Descent-Guided Policy Gradient for Scalable Cooperative Multi-Agent Learning

Scaling cooperative multi-agent reinforcement learning (MARL) is fundamentally limited by cross-agent noise. When agents share a common reward, the actions of all $N$ agents jointly determine each agent's learning signal, so cross-agent noise grows with $N$. In the policy gradient setting, per-agent gradient estimate variance scales as $\Theta(N)$, yielding sample complexity $\mathcal{O}(N/\epsilon)$. We observe that many domains, including cloud computing, transportation, and power systems, have differentiable analytical models that prescribe efficient system states. In this work, we propose Descent-Guided Policy Gradient (DG-PG), a framework that utilizes these analytical models to provide each agent with a noise-free gradient signal, decoupling each agent's gradient from the actions of all others.

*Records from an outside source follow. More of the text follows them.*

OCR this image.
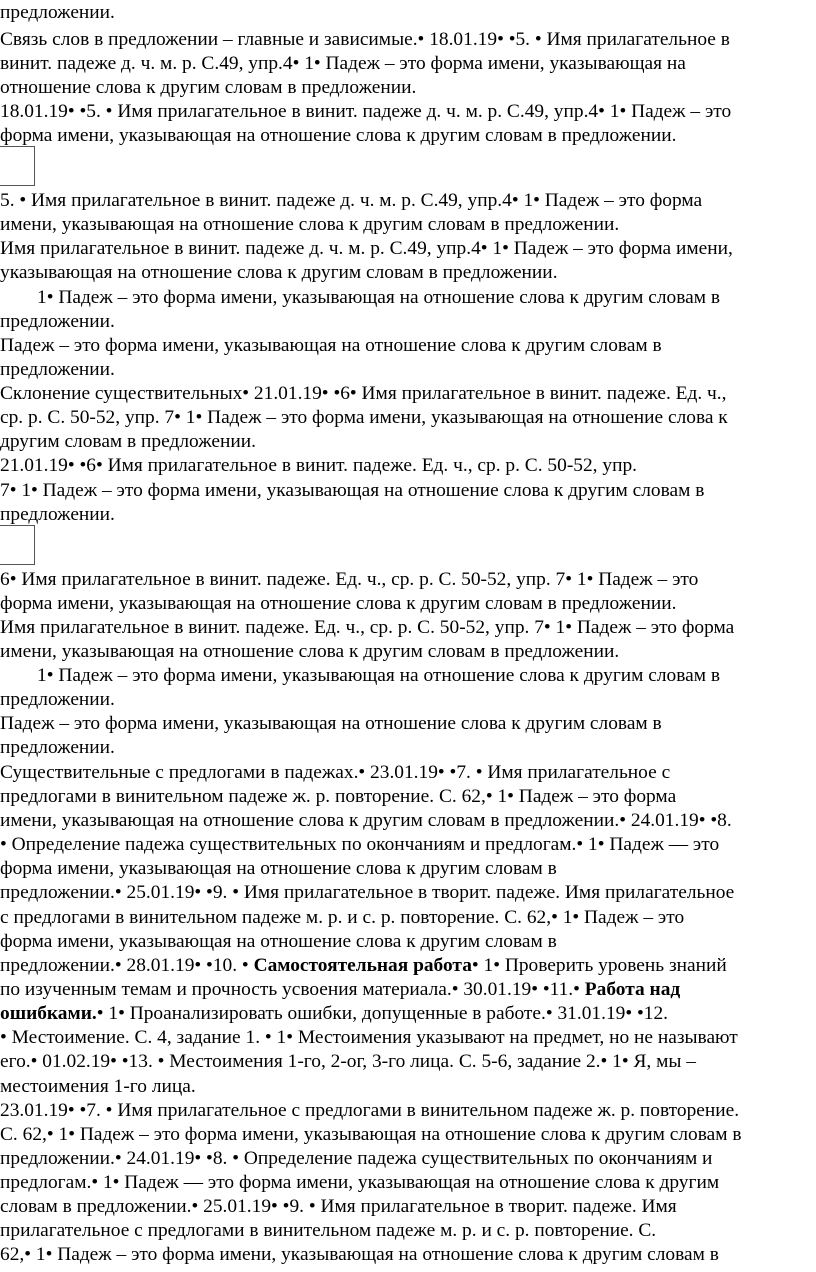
предложении.
Связь слов в предложении – главные и зависимые.• 18.01.19• •5. • Имя прилагательное в
винит. падеже д. ч. м. р. С.49, упр.4• 1• Падеж – это форма имени, указывающая на
отношение слова к другим словам в предложении.
18.01.19• •5. • Имя прилагательное в винит. падеже д. ч. м. р. С.49, упр.4• 1• Падеж – это
форма имени, указывающая на отношение слова к другим словам в предложении.
5. • Имя прилагательное в винит. падеже д. ч. м. р. С.49, упр.4• 1• Падеж – это форма
имени, указывающая на отношение слова к другим словам в предложении.
Имя прилагательное в винит. падеже д. ч. м. р. С.49, упр.4• 1• Падеж – это форма имени,
указывающая на отношение слова к другим словам в предложении.
1• Падеж – это форма имени, указывающая на отношение слова к другим словам в
предложении.
Падеж – это форма имени, указывающая на отношение слова к другим словам в
предложении.
Склонение существительных• 21.01.19• •6• Имя прилагательное в винит. падеже. Ед. ч.,
ср. р. С. 50-52, упр. 7• 1• Падеж – это форма имени, указывающая на отношение слова к
другим словам в предложении.
21.01.19• •6• Имя прилагательное в винит. падеже. Ед. ч., ср. р. С. 50-52, упр.
7• 1• Падеж – это форма имени, указывающая на отношение слова к другим словам в
предложении.
6• Имя прилагательное в винит. падеже. Ед. ч., ср. р. С. 50-52, упр. 7• 1• Падеж – это
форма имени, указывающая на отношение слова к другим словам в предложении.
Имя прилагательное в винит. падеже. Ед. ч., ср. р. С. 50-52, упр. 7• 1• Падеж – это форма
имени, указывающая на отношение слова к другим словам в предложении.
1• Падеж – это форма имени, указывающая на отношение слова к другим словам в
предложении.
Падеж – это форма имени, указывающая на отношение слова к другим словам в
предложении.
Существительные с предлогами в падежах.• 23.01.19• •7. • Имя прилагательное с
предлогами в винительном падеже ж. р. повторение. С. 62,• 1• Падеж – это форма
имени, указывающая на отношение слова к другим словам в предложении.• 24.01.19• •8.
• Определение падежа существительных по окончаниям и предлогам.• 1• Падеж — это
форма имени, указывающая на отношение слова к другим словам в
предложении.• 25.01.19• •9. • Имя прилагательное в творит. падеже. Имя прилагательное
с предлогами в винительном падеже м. р. и с. р. повторение. С. 62,• 1• Падеж – это
форма имени, указывающая на отношение слова к другим словам в
предложении.• 28.01.19• •10. • Самостоятельная работа• 1• Проверить уровень знаний
по изученным темам и прочность усвоения материала.• 30.01.19• •11.• Работа над
ошибками.• 1• Проанализировать ошибки, допущенные в работе.• 31.01.19• •12.
• Местоимение. С. 4, задание 1. • 1• Местоимения указывают на предмет, но не называют
его.• 01.02.19• •13. • Местоимения 1-го, 2-ог, 3-го лица. С. 5-6, задание 2.• 1• Я, мы –
местоимения 1-го лица.
23.01.19• •7. • Имя прилагательное с предлогами в винительном падеже ж. р. повторение.
С. 62,• 1• Падеж – это форма имени, указывающая на отношение слова к другим словам в
предложении.• 24.01.19• •8. • Определение падежа существительных по окончаниям и
предлогам.• 1• Падеж — это форма имени, указывающая на отношение слова к другим
словам в предложении.• 25.01.19• •9. • Имя прилагательное в творит. падеже. Имя
прилагательное с предлогами в винительном падеже м. р. и с. р. повторение. С.
62,• 1• Падеж – это форма имени, указывающая на отношение слова к другим словам в
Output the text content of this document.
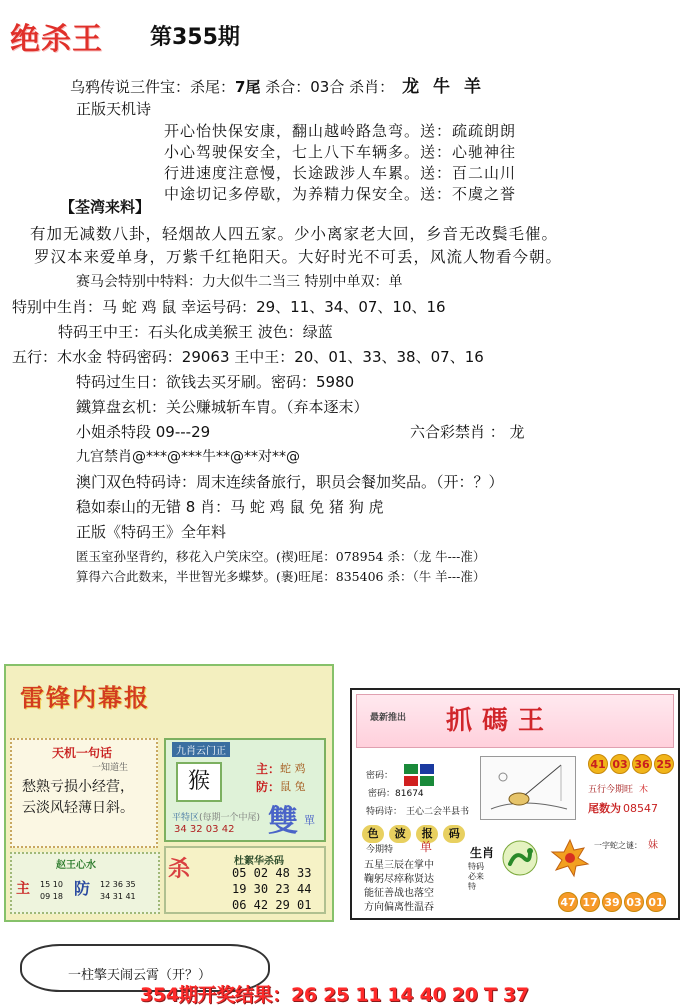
绝杀王 第355期
乌鸦传说三件宝：杀尾：7尾 杀合：03合 杀肖： 龙 牛 羊
正版天机诗
开心怡快保安康，翻山越岭路急弯。送：疏疏朗朗
小心驾驶保安全，七上八下车辆多。送：心驰神往
行进速度注意慢，长途跋涉人车累。送：百二山川
中途切记多停歇，为养精力保安全。送：不虞之誉
【荃湾来料】
有加无减数八卦，轻烟故人四五家。少小离家老大回，乡音无改鬓毛催。
罗汉本来爱单身，万紫千红艳阳天。大好时光不可丢，风流人物看今朝。
赛马会特别中特料：力大似牛二当三 特别中单双：单
特别中生肖：马 蛇 鸡 鼠 幸运号码：29、11、34、07、10、16
特码王中王：石头化成美猴王 波色：绿蓝
五行：木水金 特码密码：29063 王中王：20、01、33、38、07、16
特码过生日：欲钱去买牙刷。密码：5980
鐵算盘玄机：关公赚城斩车胄。（弃本逐末）
小姐杀特段 09---29	六合彩禁肖 ： 龙
九宫禁肖@***@***牛**@**对**@
澳门双色特码诗：周末连续备旅行，职员会餐加奖品。（开：？）
稳如泰山的无错 8 肖：马 蛇 鸡 鼠 免 猪 狗 虎
正版《特码王》全年料
匿玉室孙坚背约，移花入户笑床空。(禊)旺尾：078954 杀：（龙 牛---准）
算得六合此数来，半世智光多蝶梦。(裹)旺尾：835406 杀：（牛 羊---准）
雷锋内幕报
天机一句话
一知道生
愁熟亏损小经营，
云淡风轻薄日斜。
九肖云门正
猴	主： 蛇 鸡
防： 鼠 兔
平特区(每期一个中尾)
34 32 03 42 雙 單
杀	杜絮华杀码
05 02 48 33
19 30 23 44
06 42 29 01
赵王心水
主 15 10
09 18 防 12 36 35
34 31 41
最新推出 抓碼王
密码：
密码：81674
特码诗： 王心二会半县书
41 03 36 25
五行今期旺 木
尾数为 08547
色 波 报 码
一字蛇之谜： 妹
今期特 单
五星三辰在掌中
鞠躬尽瘁称贤达
能征善战也落空
方向偏离性温吞
生肖
特码必来特
47 17 39 03 01
一柱擎天闹云霄（开？）
354期开奖结果：26 25 11 14 40 20 T 37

We prove that DG-PG reduces gradient variance from $\Theta(N)$ to $\mathcal{O}(1)$, preserves the equilibria of the cooperative game, and achieves agent-independent sample complexity $\mathcal{O}(1/\epsilon)$. On a heterogeneous cloud scheduling task with up to 200 agents, DG-PG converges within 10 episodes at every tested scale, from $N{=}5$ to $N{=}200$, directly confirming the predicted scale-invariant complexity, while MAPPO and IPPO fail to converge under identical architectures.